Canada tightens
monetary policy, New Zealand
says cash rates will be higher for longer and China
seeks to rein in its rampant economy.

We are in the midst of one of the world’s
greatest asset booms, with the prices of most commodities, prime real estate and
shares in well run companies all setting new records. So far goods and services
inflation has been subdued globally due to fast productivity growth in the
USA, China and India. But even
goods and services inflation is now clearly on the rise, as shown by
Australia’s March quarter
CPI.

Australia, like the
United
States, is in the current account deficit
block. It would be in better shape if monetary policy had been tighter
throughout this boom and if fiscal policy had seized the opportunity of the
asset boom to provide some genuine tax reform.
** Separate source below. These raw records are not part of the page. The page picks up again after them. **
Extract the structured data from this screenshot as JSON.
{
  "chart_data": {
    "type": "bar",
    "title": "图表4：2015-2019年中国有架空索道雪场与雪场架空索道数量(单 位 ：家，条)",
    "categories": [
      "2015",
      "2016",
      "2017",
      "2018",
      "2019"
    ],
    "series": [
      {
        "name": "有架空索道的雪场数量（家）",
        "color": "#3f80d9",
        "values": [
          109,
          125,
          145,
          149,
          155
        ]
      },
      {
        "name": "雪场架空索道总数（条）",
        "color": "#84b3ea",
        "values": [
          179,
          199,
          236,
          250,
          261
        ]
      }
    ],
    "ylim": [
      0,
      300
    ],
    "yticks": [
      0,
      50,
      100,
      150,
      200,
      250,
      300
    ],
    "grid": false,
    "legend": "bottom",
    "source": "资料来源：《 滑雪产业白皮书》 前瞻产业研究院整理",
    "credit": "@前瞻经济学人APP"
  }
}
But we are where we are and the
pundits have joined Henry’s calls for interest rates to rise – “better late than
never”.

Alan Wood in The Oz joins Rory Robertson in asserting “Rate rise is ‘an even-money bet’.”
He adds that the strong CPI result does not make “an open and shut case” for a
rate hike, and the strongest case is provided by the “rude health” of the global
economy.

All this interest rate chatter is
pre-empting Henry’s advice for the Reserve. It is like Sophia Loren’s seventh
husband – he knows what to do (say) but the challenge is to make it
interesting. Watch this space, Sophia!